I new to both python and pyTorch and am trying to understand how multiprocessing works. The following code:
import torch
import torch.multiprocessing as mp
def test(q):
t = torch.normal(mean=0.0, std=1.0, size=(2, 3))
q.put(t)
if __name__ == "__main__":
mp.set_start_method("spawn", force=True)
q = mp.SimpleQueue()
processes = []
for _ in range(4):
p = mp.Process(target=test, args=(q,))
p.start()
processes.append(p)
for p in processes:
p.join()
while q.empty() == False:
print(q.get())
produces the following error:
Traceback (most recent call last):
File “/home/cadenmiller/Documents/coding/pyTorch/mp.py”, line 20, in
print(q.get())
File “/usr/lib/python3.9/multiprocessing/queues.py”, line 368, in get
return _ForkingPickler.loads(res)
File “/home/cadenmiller/.local/lib/python3.9/site-packages/torch/multiprocessing/reductions.py”, line 289, in rebuild_storage_fd
fd = df.detach()
File “/usr/lib/python3.9/multiprocessing/resource_sharer.py”, line 57, in detach
with _resource_sharer.get_connection(self._id) as conn:
File “/usr/lib/python3.9/multiprocessing/resource_sharer.py”, line 86, in get_connection
c = Client(address, authkey=process.current_process().authkey)

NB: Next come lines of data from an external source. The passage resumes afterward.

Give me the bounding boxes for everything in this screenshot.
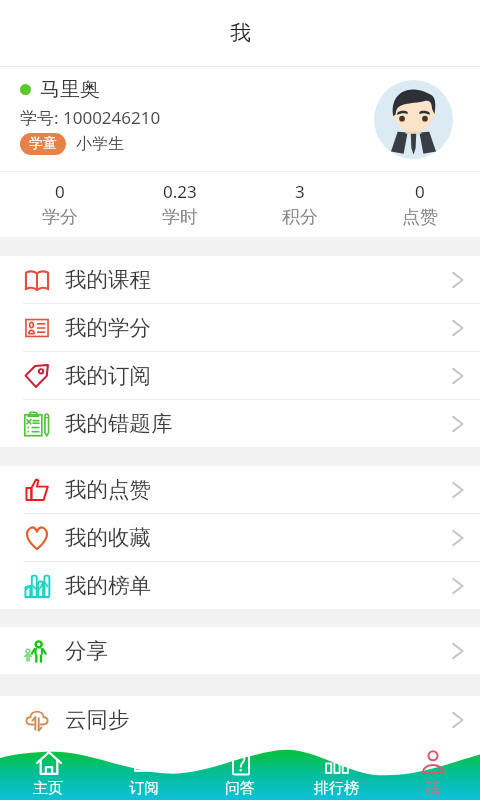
button[interactable]: 我 [384, 740, 480, 800]
button[interactable]: 我的错题库 [0, 400, 480, 447]
staticText: 我的榜单 [65, 572, 151, 599]
staticText: 0.23 [163, 180, 197, 203]
button[interactable]: 我的订阅 [0, 352, 480, 399]
button[interactable]: 我的点赞 [0, 466, 480, 513]
staticText: 小学生 [76, 134, 124, 154]
staticText: 学分 [42, 206, 78, 229]
staticText: 我的收藏 [65, 524, 151, 551]
button[interactable]: 排行榜 [288, 740, 384, 800]
staticText: 我的订阅 [65, 362, 151, 389]
staticText: 我的学分 [65, 314, 151, 341]
staticText: 3 [295, 180, 305, 203]
staticText: 订阅 [129, 779, 159, 798]
staticText: 学号: 1000246210 [20, 106, 161, 129]
staticText: 问答 [225, 779, 255, 798]
staticText: 排行榜 [314, 779, 359, 798]
button[interactable]: 主页 [0, 740, 96, 800]
button[interactable]: 问答 [192, 740, 288, 800]
staticText: 云同步 [65, 706, 130, 733]
button[interactable]: 我的收藏 [0, 514, 480, 561]
button[interactable]: 我的课程 [0, 256, 480, 303]
staticText: 我 [230, 20, 251, 46]
staticText: 我的错题库 [65, 410, 173, 437]
button[interactable]: 订阅 [96, 740, 192, 800]
staticText: 我的点赞 [65, 476, 151, 503]
button[interactable]: 分享 [0, 627, 480, 674]
staticText: 0 [415, 180, 425, 203]
staticText: 学时 [162, 206, 198, 229]
staticText: 马里奥 [40, 77, 100, 102]
staticText: 我的课程 [65, 266, 151, 293]
staticText: 我 [425, 779, 440, 798]
staticText: 分享 [65, 637, 108, 664]
staticText: 点赞 [402, 206, 438, 229]
staticText: 主页 [33, 779, 63, 798]
staticText: 积分 [282, 206, 318, 229]
button[interactable]: 我的学分 [0, 304, 480, 351]
button[interactable]: 云同步 [0, 696, 480, 743]
button[interactable]: 我的榜单 [0, 562, 480, 609]
staticText: 学童 [29, 135, 57, 153]
staticText: 0 [55, 180, 65, 203]
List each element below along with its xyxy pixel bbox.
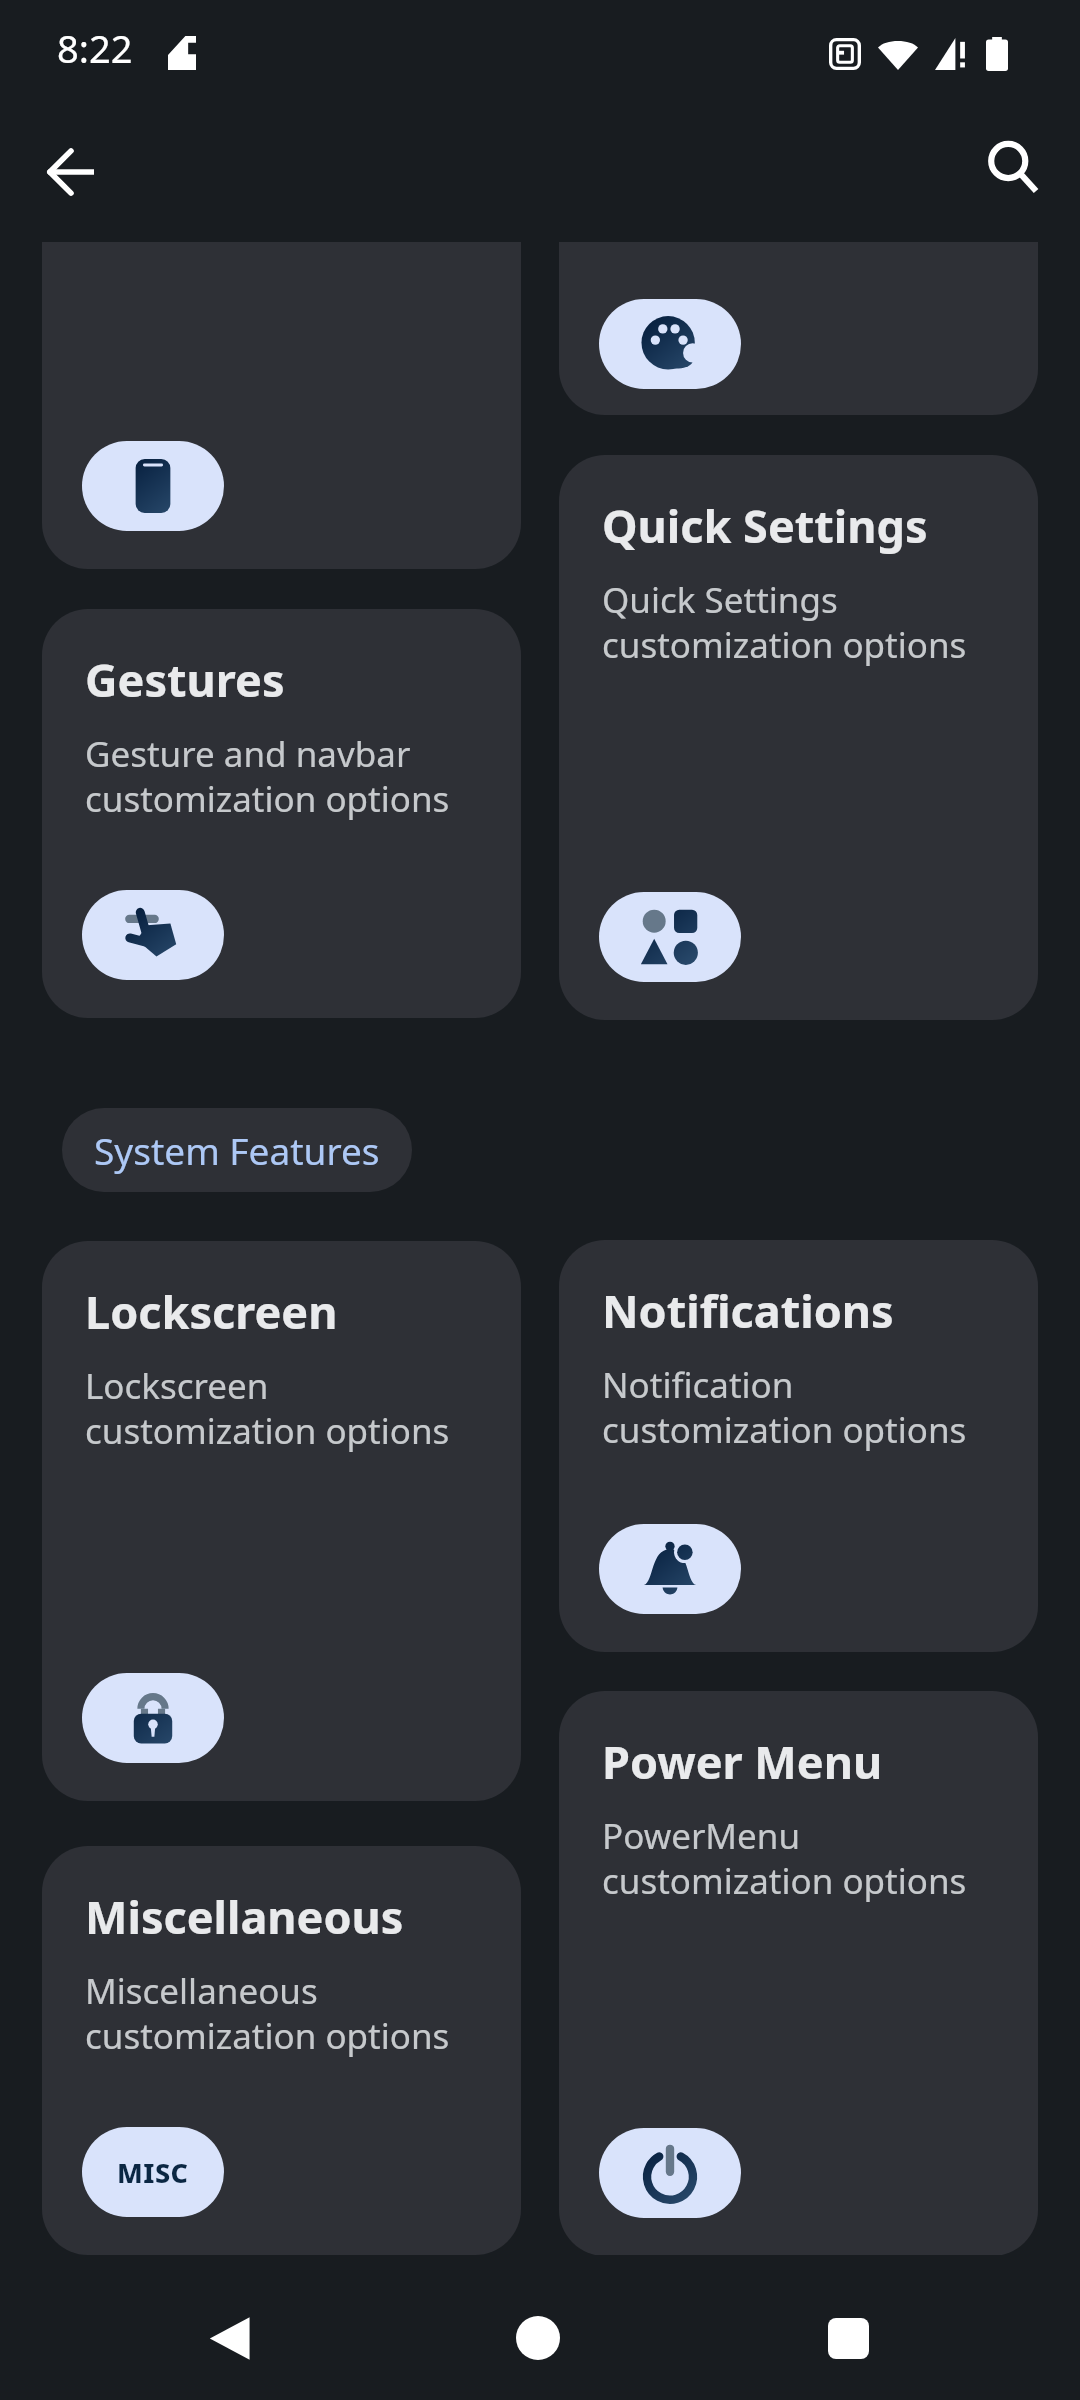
button[interactable]: Display: [42, 242, 521, 569]
button[interactable]: Back: [23, 124, 119, 220]
staticText: Miscellaneous: [85, 1886, 404, 1947]
staticText: Power Menu: [602, 1731, 883, 1792]
staticText: PowerMenu customization options: [602, 1812, 967, 1905]
button[interactable]: Home: [488, 2288, 588, 2388]
button[interactable]: System Features: [62, 1108, 412, 1192]
staticText: Gestures: [85, 649, 285, 710]
staticText: Quick Settings: [602, 495, 928, 556]
button[interactable]: Lockscreen: [42, 1241, 521, 1801]
button[interactable]: Back: [179, 2288, 279, 2388]
staticText: Lockscreen customization options: [85, 1362, 450, 1455]
button[interactable]: Power Menu: [559, 1691, 1038, 2256]
staticText: MISC: [117, 2154, 189, 2191]
staticText: Quick Settings customization options: [602, 576, 967, 669]
button[interactable]: [559, 242, 1038, 415]
button[interactable]: Search: [966, 120, 1062, 216]
staticText: Miscellaneous customization options: [85, 1967, 450, 2060]
staticText: Lockscreen: [85, 1281, 338, 1342]
button[interactable]: Quick Settings: [559, 455, 1038, 1020]
staticText: Gesture and navbar customization options: [85, 730, 450, 823]
staticText: System Features: [94, 1125, 380, 1175]
button[interactable]: Gestures: [42, 609, 521, 1018]
staticText: Notification customization options: [602, 1361, 967, 1454]
staticText: Notifications: [602, 1280, 894, 1341]
button[interactable]: Miscellaneous: [42, 1846, 521, 2255]
staticText: 8:22: [57, 22, 133, 74]
button[interactable]: Recent apps: [798, 2288, 898, 2388]
button[interactable]: Notifications: [559, 1240, 1038, 1652]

File “/usr/lib/python3.9/multiprocessing/connection.py”, line 507, in Client
c = SocketClient(address)
File “/usr/lib/python3.9/multiprocessing/connection.py”, line 635, in SocketClient
s.connect(address)
ConnectionRefusedError: [Errno 111] Connection refused
I saw somewhere online that this is because the subprocess must be running until a get the tensor from the queue, but I have no idea how to do that. Any advice or suggestions would be great.